O presidente da República, Jair Bolsonaro, desafiou nesta sexta-feira, 15, o governador de São Paulo, João Doria (PSDB), a reduzir os impostos estaduais sobre combustíveis. O presidente afirmou que “topa” reduzir os tributos federais sobre combustíveis caso Doria e demais governadores também reduzam os impostos incidentes de competência dos Estados.

“Eu topo zerar todos os impostos federais de combustível. Eu topo, se os governadores fizerem a mesma coisa”, disse Bolsonaro em entrevista ao apresentador José Luiz Datena. “Eu zero hoje (os do) governo federal, se o Doria zerar os impostos do combustível, sem problema nenhum”, declarou.

Na quinta, em live nas redes sociais, Bolsonaro citou que tem conversado com os ministérios da Infraestrutura, Economia e Minas e Energia sobre o preço dos combustíveis e do gás de cozinha.

Nesta sexta-feira, o presidente também repetiu que a Câmara de Comércio Exterior (Camex) deverá zerar a tarifa de importação de pneus, em prol de caminhoneiros.

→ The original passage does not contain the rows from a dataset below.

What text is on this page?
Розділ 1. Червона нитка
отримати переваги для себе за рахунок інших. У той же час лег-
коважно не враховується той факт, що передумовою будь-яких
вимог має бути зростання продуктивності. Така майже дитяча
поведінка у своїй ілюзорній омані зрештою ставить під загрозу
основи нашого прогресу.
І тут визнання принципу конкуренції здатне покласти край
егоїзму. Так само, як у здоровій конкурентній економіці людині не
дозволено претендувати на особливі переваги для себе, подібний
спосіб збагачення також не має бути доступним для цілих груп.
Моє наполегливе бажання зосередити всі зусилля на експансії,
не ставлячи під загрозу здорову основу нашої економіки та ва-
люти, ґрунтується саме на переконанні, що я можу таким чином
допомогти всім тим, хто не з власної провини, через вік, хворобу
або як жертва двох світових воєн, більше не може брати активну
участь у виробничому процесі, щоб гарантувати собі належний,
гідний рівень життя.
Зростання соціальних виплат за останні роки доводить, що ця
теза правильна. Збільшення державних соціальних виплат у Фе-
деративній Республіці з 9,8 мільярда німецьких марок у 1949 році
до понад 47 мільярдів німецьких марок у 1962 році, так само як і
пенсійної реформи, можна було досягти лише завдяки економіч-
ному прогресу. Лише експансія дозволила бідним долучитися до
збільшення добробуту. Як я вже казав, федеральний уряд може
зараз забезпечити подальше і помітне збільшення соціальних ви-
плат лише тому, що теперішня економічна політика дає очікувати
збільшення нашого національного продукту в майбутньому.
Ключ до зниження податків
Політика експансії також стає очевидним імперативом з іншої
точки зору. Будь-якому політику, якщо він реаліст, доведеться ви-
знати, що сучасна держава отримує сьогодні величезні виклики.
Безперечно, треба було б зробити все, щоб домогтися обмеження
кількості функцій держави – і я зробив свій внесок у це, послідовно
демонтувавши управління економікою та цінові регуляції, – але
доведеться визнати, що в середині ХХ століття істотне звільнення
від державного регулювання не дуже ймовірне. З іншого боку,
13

Ele comentou ainda que uma outra medida da Camex irá zerar a taxa de importação de cilindros de oxigênio, em falta no Amazonas, onde a situação da pandemia da covid-19 se encontra agravada.

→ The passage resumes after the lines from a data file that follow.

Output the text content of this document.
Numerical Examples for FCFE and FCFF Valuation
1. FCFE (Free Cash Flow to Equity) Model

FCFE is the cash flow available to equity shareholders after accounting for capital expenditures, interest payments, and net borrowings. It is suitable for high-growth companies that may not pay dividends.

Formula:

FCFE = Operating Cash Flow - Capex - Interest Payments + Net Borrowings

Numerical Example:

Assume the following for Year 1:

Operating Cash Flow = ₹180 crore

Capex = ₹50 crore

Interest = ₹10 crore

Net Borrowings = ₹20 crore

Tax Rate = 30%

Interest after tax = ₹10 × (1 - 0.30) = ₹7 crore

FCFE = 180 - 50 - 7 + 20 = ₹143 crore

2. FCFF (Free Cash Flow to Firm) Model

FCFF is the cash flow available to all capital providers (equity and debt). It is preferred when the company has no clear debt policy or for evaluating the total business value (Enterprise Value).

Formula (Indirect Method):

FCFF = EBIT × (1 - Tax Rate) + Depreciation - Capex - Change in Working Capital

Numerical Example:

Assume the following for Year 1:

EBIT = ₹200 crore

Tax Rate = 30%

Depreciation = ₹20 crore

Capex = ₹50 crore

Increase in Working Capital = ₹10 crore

A Camex deve se reunir ainda nesta sexta, após as notícias do aumento, há três semanas, do imposto de importação de cilindros de oxigênio terem tido forte repercussão negativa, para tentar reverter a alíquota.

ICMS

O desafio a Doria sobre os impostos que incidem em combustíveis foi uma reação de Bolsonaro ao aumento do Imposto sobre Circulação de Mercadorias e Serviços (ICMS) em São Paulo. No ano passado, a Assembleia Legislativa (Alesp) autorizou a redução linear de 20% nos benefícios fiscais concedidos a setores da economia como medida de ajuste fiscal.

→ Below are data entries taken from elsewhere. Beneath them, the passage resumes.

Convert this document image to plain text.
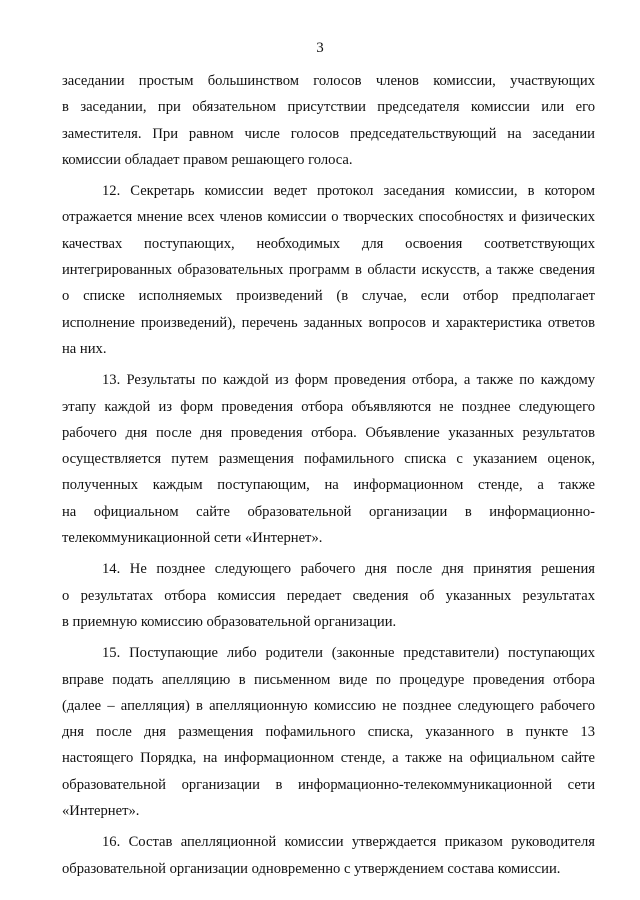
3
заседании простым большинством голосов членов комиссии, участвующих
в заседании, при обязательном присутствии председателя комиссии или его
заместителя. При равном числе голосов председательствующий на заседании
комиссии обладает правом решающего голоса.
12. Секретарь комиссии ведет протокол заседания комиссии, в котором
отражается мнение всех членов комиссии о творческих способностях и физических
качествах поступающих, необходимых для освоения соответствующих
интегрированных образовательных программ в области искусств, а также сведения
о списке исполняемых произведений (в случае, если отбор предполагает
исполнение произведений), перечень заданных вопросов и характеристика ответов
на них.
13. Результаты по каждой из форм проведения отбора, а также по каждому
этапу каждой из форм проведения отбора объявляются не позднее следующего
рабочего дня после дня проведения отбора. Объявление указанных результатов
осуществляется путем размещения пофамильного списка с указанием оценок,
полученных каждым поступающим, на информационном стенде, а также
на официальном сайте образовательной организации в информационно-
телекоммуникационной сети «Интернет».
14. Не позднее следующего рабочего дня после дня принятия решения
о результатах отбора комиссия передает сведения об указанных результатах
в приемную комиссию образовательной организации.
15. Поступающие либо родители (законные представители) поступающих
вправе подать апелляцию в письменном виде по процедуре проведения отбора
(далее – апелляция) в апелляционную комиссию не позднее следующего рабочего
дня после дня размещения пофамильного списка, указанного в пункте 13
настоящего Порядка, на информационном стенде, а также на официальном сайте
образовательной организации в информационно-телекоммуникационной сети
«Интернет».
16. Состав апелляционной комиссии утверждается приказом руководителя
образовательной организации одновременно с утверждением состава комиссии.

“Eu, governo federal, diminuímos o imposto de quase tudo”, comentou. “Agora tem governador que está aumentando o ICMS como o de São Paulo, eu tiro aqui, o cara aumenta aí, e quando dá problema o cara quer jogar no meu colo”, comentou.

Nesta sexta-feira, Doria publicou decretos que mantiveram os benefícios fiscais para alimentos, insumos agrícolas e remédios genéricos na cobrança do ICMS. Ele também retirou o limite mensal para isenção do imposto sobre a cobrança de energia elétrica em imóveis rurais. Na avaliação de Bolsonaro, a medida ocorre por “pressão” já que a população estava insatisfeita.

“Não tinha nem que ter aumentado. Quando você aumenta, por exemplo, o ICMS de combustível, reflete em tudo. Tudo tem frete em cima disso aí”, disse Bolsonaro. O presidente também voltou a negar que haja a possibilidade de tabelamento de preços por conta do aumento nos preços de produtos da cesta básica, como ocorreu com o arroz no fim do ano.